El primer desacuerdo sobre la muerte de Alejandro el Grande es en torno a la
fecha en que se produjo: unos autores –la mayoría– dan el 13 de junio y otros el
10. En cualquier caso, fue en el palacio de Nabucodonosor II, en Babilonia,
cuando al rey macedonio le faltaba poco más de un mes para cumplir 33 años.
Se sabe que el 2 de junio había participado en un banquete organizado por su
amigo Medio de Larisa y que, tras beber copiosamente, lo metieron en cama por
encontrarse gravemente enfermo. Ya no se recuperó.
2. Las causas.
Existen varias teorías sobre el motivo de dicha enfermedad mortal. La más
extendida en la Antigüedad –sostenida por Justino y Curcio y recogida por
Plutarco– fue la del envenenamiento con heléboro o estricnina, administrado por
los hijos de Antípatro (regente de Grecia), Casandro y Yolas; este último, copero
real de Alejandro. Esta teoría ha sido puesta en duda por historiadores modernos,
ya que pasaron diez días entre el banquete y la muerte y en el mundo antiguo no
había venenos de efecto tan lento. Por los síntomas, se apunta a una pancreatitis
aguda o a una recaída en la malaria que Alejandro contrajo en 336 a.C.
3. Últimas palabras.
Estando Alejandro en su lecho de muerte, sus generales le preguntaron a quién
quería legar su Imperio. Se debate mucho lo que respondió: Krat'eroi ("Al más
fuerte") o Krater'oi ("A Crátero"). La mayoría de historiadores cree que, de
elegir a uno de sus generales como sucesor, obviamente habría sido a Crátero,
comandante de la parte más grande del ejército, la infantería, excelente estratega
y macedonio ejemplar. Pero Crátero no estaba presente y los otros candidatos
decidieron que había dicho "Al más fuerte".
4. Testamento y Legado
La falta de un heredero legítimo (Alejandro, el hijo que esperaba de Roxana,
nacería tras su muerte, y su otro hijo, Heracles, era de una concubina) desató una
guerra sucesoria entre los generales que acabó partiendo el Imperio en varios
reinos. Además, los sucesivos asesinatos de sus dos hijos, de su madre, Olimpia,
su viuda, Roxana, y su medio hermano, Filipo Arrideo, extinguieron la dinastía
argéada.
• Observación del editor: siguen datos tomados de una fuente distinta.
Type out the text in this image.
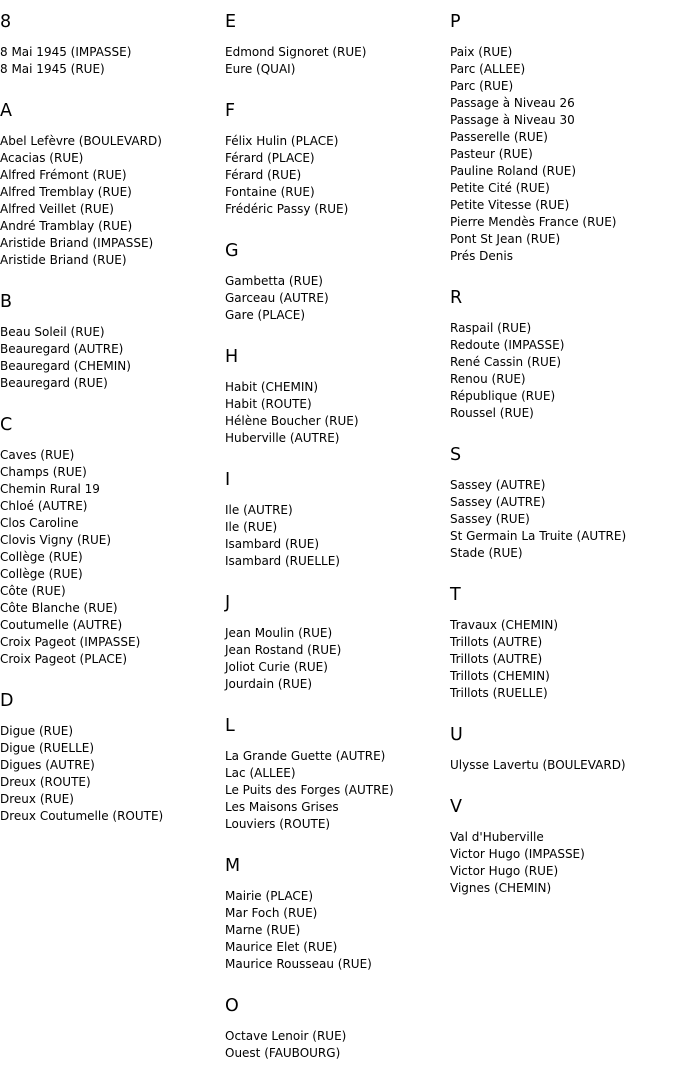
8
8 Mai 1945 (IMPASSE)
8 Mai 1945 (RUE)
A
Abel Lefèvre (BOULEVARD)
Acacias (RUE)
Alfred Frémont (RUE)
Alfred Tremblay (RUE)
Alfred Veillet (RUE)
André Tramblay (RUE)
Aristide Briand (IMPASSE)
Aristide Briand (RUE)
B
Beau Soleil (RUE)
Beauregard (AUTRE)
Beauregard (CHEMIN)
Beauregard (RUE)
C
Caves (RUE)
Champs (RUE)
Chemin Rural 19
Chloé (AUTRE)
Clos Caroline
Clovis Vigny (RUE)
Collège (RUE)
Collège (RUE)
Côte (RUE)
Côte Blanche (RUE)
Coutumelle (AUTRE)
Croix Pageot (IMPASSE)
Croix Pageot (PLACE)
D
Digue (RUE)
Digue (RUELLE)
Digues (AUTRE)
Dreux (ROUTE)
Dreux (RUE)
Dreux Coutumelle (ROUTE)
E
Edmond Signoret (RUE)
Eure (QUAI)
F
Félix Hulin (PLACE)
Férard (PLACE)
Férard (RUE)
Fontaine (RUE)
Frédéric Passy (RUE)
G
Gambetta (RUE)
Garceau (AUTRE)
Gare (PLACE)
H
Habit (CHEMIN)
Habit (ROUTE)
Hélène Boucher (RUE)
Huberville (AUTRE)
I
Ile (AUTRE)
Ile (RUE)
Isambard (RUE)
Isambard (RUELLE)
J
Jean Moulin (RUE)
Jean Rostand (RUE)
Joliot Curie (RUE)
Jourdain (RUE)
L
La Grande Guette (AUTRE)
Lac (ALLEE)
Le Puits des Forges (AUTRE)
Les Maisons Grises
Louviers (ROUTE)
M
Mairie (PLACE)
Mar Foch (RUE)
Marne (RUE)
Maurice Elet (RUE)
Maurice Rousseau (RUE)
O
Octave Lenoir (RUE)
Ouest (FAUBOURG)
P
Paix (RUE)
Parc (ALLEE)
Parc (RUE)
Passage à Niveau 26
Passage à Niveau 30
Passerelle (RUE)
Pasteur (RUE)
Pauline Roland (RUE)
Petite Cité (RUE)
Petite Vitesse (RUE)
Pierre Mendès France (RUE)
Pont St Jean (RUE)
Prés Denis
R
Raspail (RUE)
Redoute (IMPASSE)
René Cassin (RUE)
Renou (RUE)
République (RUE)
Roussel (RUE)
S
Sassey (AUTRE)
Sassey (AUTRE)
Sassey (RUE)
St Germain La Truite (AUTRE)
Stade (RUE)
T
Travaux (CHEMIN)
Trillots (AUTRE)
Trillots (AUTRE)
Trillots (CHEMIN)
Trillots (RUELLE)
U
Ulysse Lavertu (BOULEVARD)
V
Val d'Huberville
Victor Hugo (IMPASSE)
Victor Hugo (RUE)
Vignes (CHEMIN)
Y eso que, según Diodoro, Alejandro habría dictado un detallado
testamento a Crátero poco antes de morir: otra incógnita sin resolver, pues de
dicho documento no ha quedado ningún rastro.
5. Tumba
Tal vez el mayor misterio sea el del emplazamiento actual de los restos mortales
del macedonio. Según las fuentes antiguas, el cuerpo se conservó en un
recipiente de arcilla lleno de miel, que a su vez se introdujo en un ataúd de oro.
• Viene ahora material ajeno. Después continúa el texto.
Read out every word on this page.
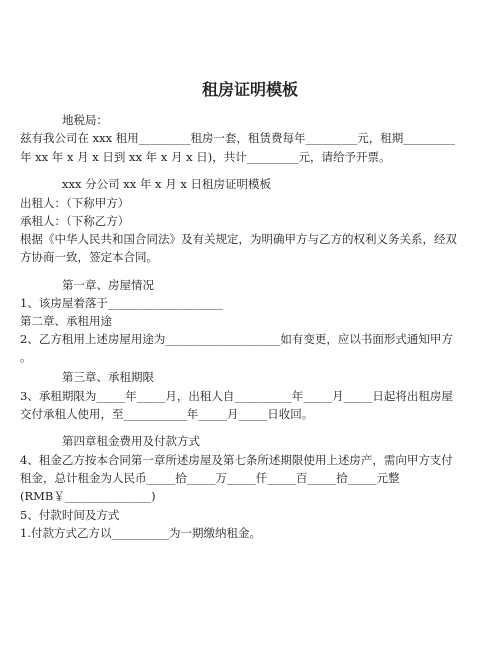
租房证明模板

地税局：

兹有我公司在 xxx 租用_________租房一套，租赁费每年_________元，租期_________

年 xx 年 x 月 x 日到 xx 年 x 月 x 日)，共计_________元，请给予开票。

xxx 分公司 xx 年 x 月 x 日租房证明模板

出租人：（下称甲方）

承租人：（下称乙方）

根据《中华人民共和国合同法》及有关规定，为明确甲方与乙方的权利义务关系，经双

方协商一致，签定本合同。

第一章、房屋情况

1、该房屋着落于____________________

第二章、承租用途

2、乙方租用上述房屋用途为____________________如有变更，应以书面形式通知甲方

。

第三章、承租期限

3、承租期限为_____年_____月，出租人自__________年_____月_____日起将出租房屋

交付承租人使用，至___________年_____月_____日收回。

第四章租金费用及付款方式

4、租金乙方按本合同第一章所述房屋及第七条所述期限使用上述房产，需向甲方支付

租金，总计租金为人民币_____拾_____万_____仟_____百_____拾_____元整

(RMB￥_______________)

5、付款时间及方式

1.付款方式乙方以__________为一期缴纳租金。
Ptolomeo I lo llevó a Alejandría (Egipto), donde la tumba fue visitada –y a veces
saqueada– hasta el siglo III por fascinados personajes de Roma como Julio
César, Octavio Augusto, Calígula o Caracalla. Y después desapareció. Teorías:
que está en el santuario de Siwa (Egipto), todavía en Alejandría o en Macedonia.